Tom is in Brighton this weekend for his girlfriends birthday. Lena has just started at University, studying to become a doctor. In these first few weeks I have really worried for Tom, wondering how he is coping with being separated from her. They’ve been together for nearly five years, and I feared he would be paralysed by sadness and loneliness.
In 1976 I was packed off to scout camp on Dartmoor. I didn’t want to go but my mother thought it would be good for me. As a pale and overweight thirteen year old who couldn’t swim it wasn’t the ideal holiday. I wouldn’t go in the river for fear of drowning and I wouldn’t go potholing for fear of getting stuck. Most of those fourteen days were spent wishing it was tomorrow, and being paralysed by sadness and loneliness.
We don’t know how other people really feel, and so projecting our own emotional frame onto them is, at best, pointless and, at worst, destructive. But it doesn’t stop us.
When I consider the most frustrating or upsetting experiences of my life they have generally been characterised by either my inaccurate assumption about someone else or their mistaken assumption about me. When we project our own view of the world onto someone else we restrict ourselves from free expression and deny others the ability to clearly communicate their feelings in a way which blocks our mutual understanding.

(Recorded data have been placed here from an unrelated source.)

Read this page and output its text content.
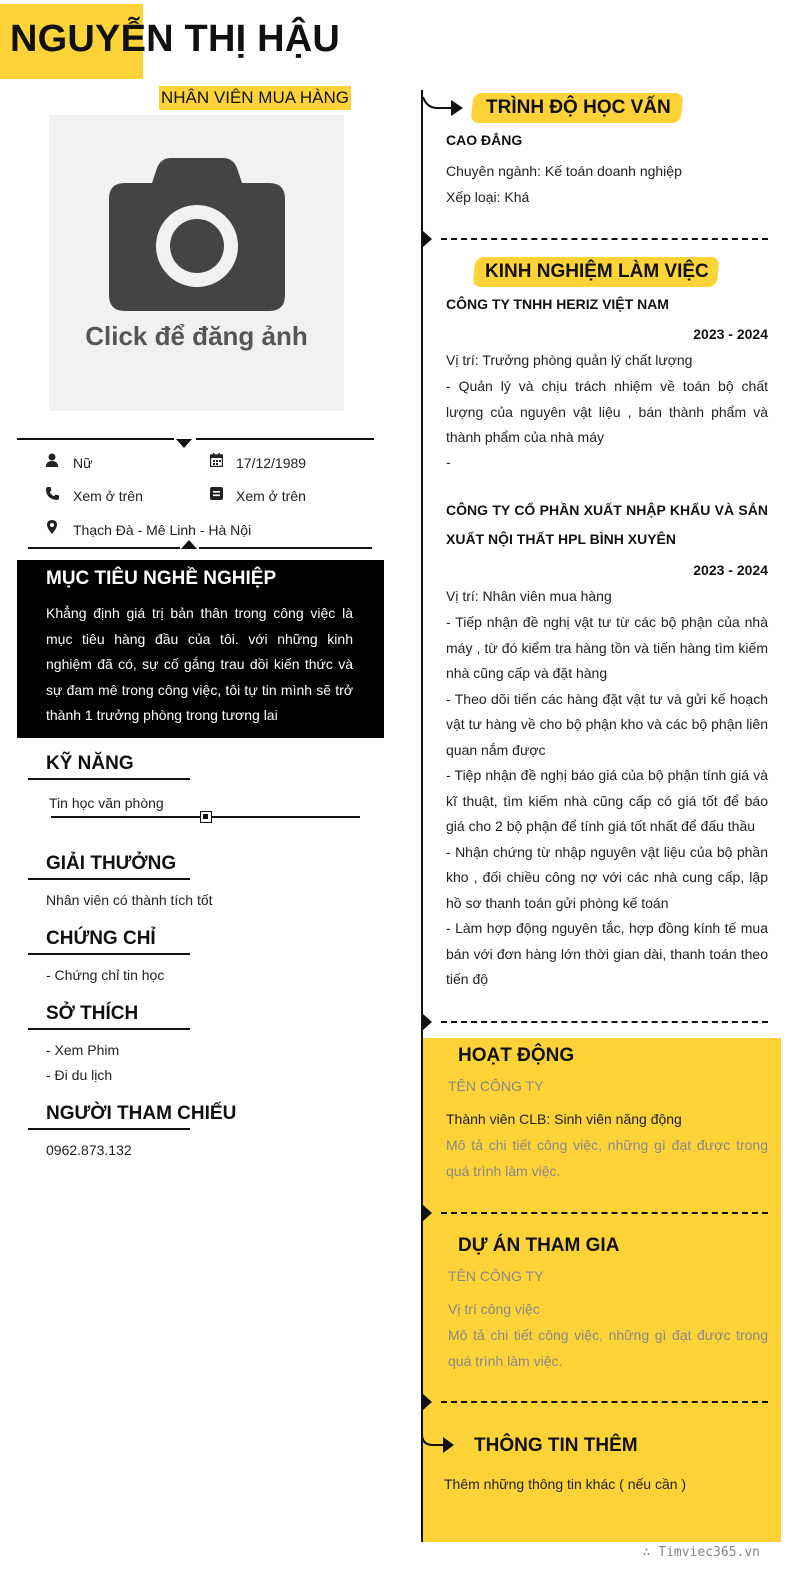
NGUYỄN THỊ HẬU
NHÂN VIÊN MUA HÀNG
Click để đăng ảnh
Nữ	17/12/1989
Xem ở trên	Xem ở trên
Thạch Đà - Mê Linh - Hà Nội
MỤC TIÊU NGHỀ NGHIỆP
Khẳng định giá trị bản thân trong công việc là mục tiêu hàng đầu của tôi. với những kinh nghiệm đã có, sự cố gắng trau dồi kiến thức và sự đam mê trong công việc, tôi tự tin mình sẽ trở thành 1 trưởng phòng trong tương lai
KỸ NĂNG
Tin học văn phòng
GIẢI THƯỞNG
Nhân viên có thành tích tốt
CHỨNG CHỈ
- Chứng chỉ tin học
SỞ THÍCH
- Xem Phim
- Đi du lịch
NGƯỜI THAM CHIẾU
0962.873.132
TRÌNH ĐỘ HỌC VẤN
CAO ĐẲNG
Chuyên ngành: Kế toán doanh nghiệp
Xếp loại: Khá
KINH NGHIỆM LÀM VIỆC
CÔNG TY TNHH HERIZ VIỆT NAM
2023 - 2024
Vị trí: Trưởng phòng quản lý chất lượng
- Quản lý và chịu trách nhiệm về toán bộ chất lượng của nguyên vật liệu , bán thành phẩm và thành phẩm của nhà máy
-
CÔNG TY CỔ PHẦN XUẤT NHẬP KHẨU VÀ SẢN XUẤT NỘI THẤT HPL BÌNH XUYÊN
2023 - 2024
Vị trí: Nhân viên mua hàng
- Tiếp nhận đề nghị vật tư từ các bộ phận của nhà máy , từ đó kiểm tra hàng tồn và tiến hàng tìm kiếm nhà cũng cấp và đặt hàng
- Theo dõi tiến các hàng đặt vật tư và gửi kế hoạch vật tư hàng về cho bộ phận kho và các bộ phận liên quan nắm được
- Tiệp nhận đề nghị báo giá của bộ phận tính giá và kĩ thuật, tìm kiếm nhà cũng cấp có giá tốt để báo giá cho 2 bộ phận để tính giá tốt nhất để đấu thầu
- Nhận chứng từ nhập nguyên vật liệu của bộ phần kho , đối chiều công nợ với các nhà cung cấp, lập hồ sơ thanh toán gửi phòng kế toán
- Làm hợp động nguyên tắc, hợp đồng kính tế mua bán với đơn hàng lớn thời gian dài, thanh toán theo tiến độ
HOẠT ĐỘNG
TÊN CÔNG TY
Thành viên CLB: Sinh viên năng động
Mô tả chi tiết công việc, những gì đạt được trong quá trình làm việc.
DỰ ÁN THAM GIA
TÊN CÔNG TY
Vị trí công việc
Mô tả chi tiết công việc, những gì đạt được trong quá trình làm việc.
THÔNG TIN THÊM
Thêm những thông tin khác ( nếu cần )
∴ Timviec365.vn
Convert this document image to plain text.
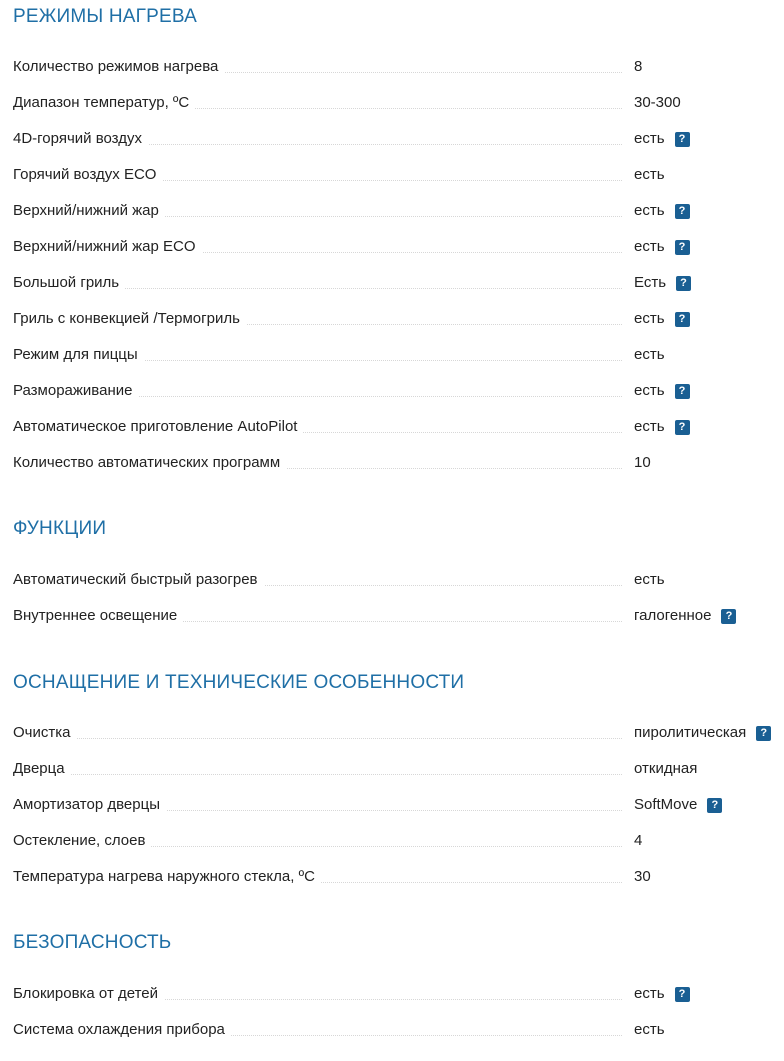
РЕЖИМЫ НАГРЕВА
Количество режимов нагрева	8
Диапазон температур, ºС	30-300
4D-горячий воздух	есть	?
Горячий воздух ECO	есть
Верхний/нижний жар	есть	?
Верхний/нижний жар ECO	есть	?
Большой гриль	Есть	?
Гриль с конвекцией /Термогриль	есть	?
Режим для пиццы	есть
Размораживание	есть	?
Автоматическое приготовление AutoPilot	есть	?
Количество автоматических программ	10
ФУНКЦИИ
Автоматический быстрый разогрев	есть
Внутреннее освещение	галогенное	?
ОСНАЩЕНИЕ И ТЕХНИЧЕСКИЕ ОСОБЕННОСТИ
Очистка	пиролитическая	?
Дверца	откидная
Амортизатор дверцы	SoftMove	?
Остекление, слоев	4
Температура нагрева наружного стекла, ºС	30
БЕЗОПАСНОСТЬ
Блокировка от детей	есть	?
Система охлаждения прибора	есть
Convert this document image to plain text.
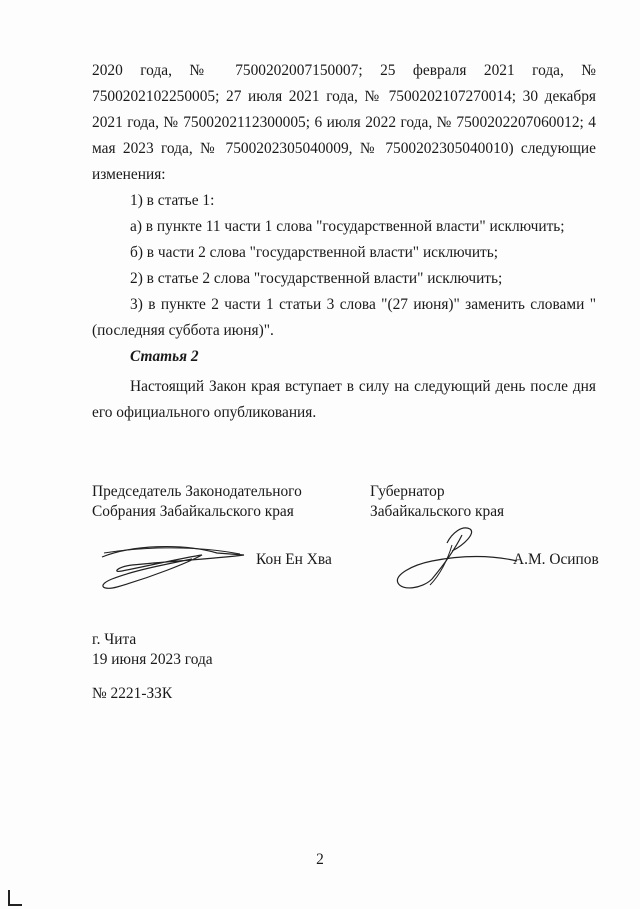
2020 года, № 7500202007150007; 25 февраля 2021 года, № 7500202102250005; 27 июля 2021 года, № 7500202107270014; 30 декабря 2021 года, № 7500202112300005; 6 июля 2022 года, № 7500202207060012; 4 мая 2023 года, № 7500202305040009, № 7500202305040010) следующие изменения:

1) в статье 1:

а) в пункте 11 части 1 слова "государственной власти" исключить;

б) в части 2 слова "государственной власти" исключить;

2) в статье 2 слова "государственной власти" исключить;

3) в пункте 2 части 1 статьи 3 слова "(27 июня)" заменить словами "(последняя суббота июня)".

Статья 2

Настоящий Закон края вступает в силу на следующий день после дня его официального опубликования.

Председатель Законодательного
Собрания Забайкальского края
Губернатор
Забайкальского края
Кон Ен Хва	А.М. Осипов
г. Чита
19 июня 2023 года
№ 2221-ЗЗК
2
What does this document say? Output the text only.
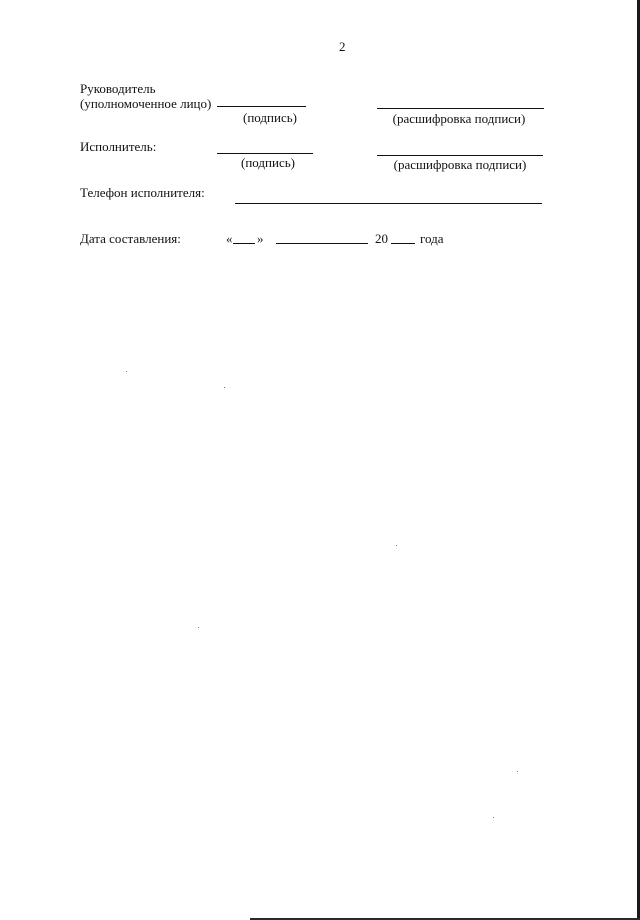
2
Руководитель
(уполномоченное лицо)
(подпись)	(расшифровка подписи)
Исполнитель:
(подпись)	(расшифровка подписи)
Телефон исполнителя:
Дата составления:	« »	20 года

It’s hard to accurately see the world through someone else’s eyes, but the difficulty is compounded when we don’t stop at imagining what someone else is feeling but take responsibility for it too.
In those first few days after Lena left I felt an anxiety for Tom which was largely preposterous. It’s understandable that I would feel concern for him, but it reaches another absurd level when I start to experience a separation anxiety on his behalf which threatens to cripple me, while he continues to manage his life in a measured and mature manner.
I know why I encounter this problem. As a child I assumed responsibility for other peoples happiness, with particular focus on my mother. I became skilled at putting away my own needs in order to contort myself into the version of a son I thought she wanted. Two terrible mistakes. First, that I should try and be someone else in order to make myself more acceptable. Second, that I attempt to manage emotions that were not and could never be, mine.
In projecting ourselves onto other people we succeed only in making everyone look like us. We damage perfectly good relationships through projection of our own insecurities onto our partners. We damage ourselves by ignoring our own feelings, which we know to be true, in favour of protecting someone else’s, of which we have no real knowledge. Worst of all is that projection means we always look into a mirror and never through a window.
I neglected my own needs for years because of an irony. It was my terrible discomfort at seeing my mother disappointed that resulted in my continually second guessing her emotional state and trying to sandbag against it. All the while the real disappointment was my own. The disappointment I felt at being so busy projecting my unease outwards that nobody could notice my own. I think Tom is different, and I hope it is because he knows that it’s alright for him to manage and show his own emotions, and that he has no business or responsibility for managing mine.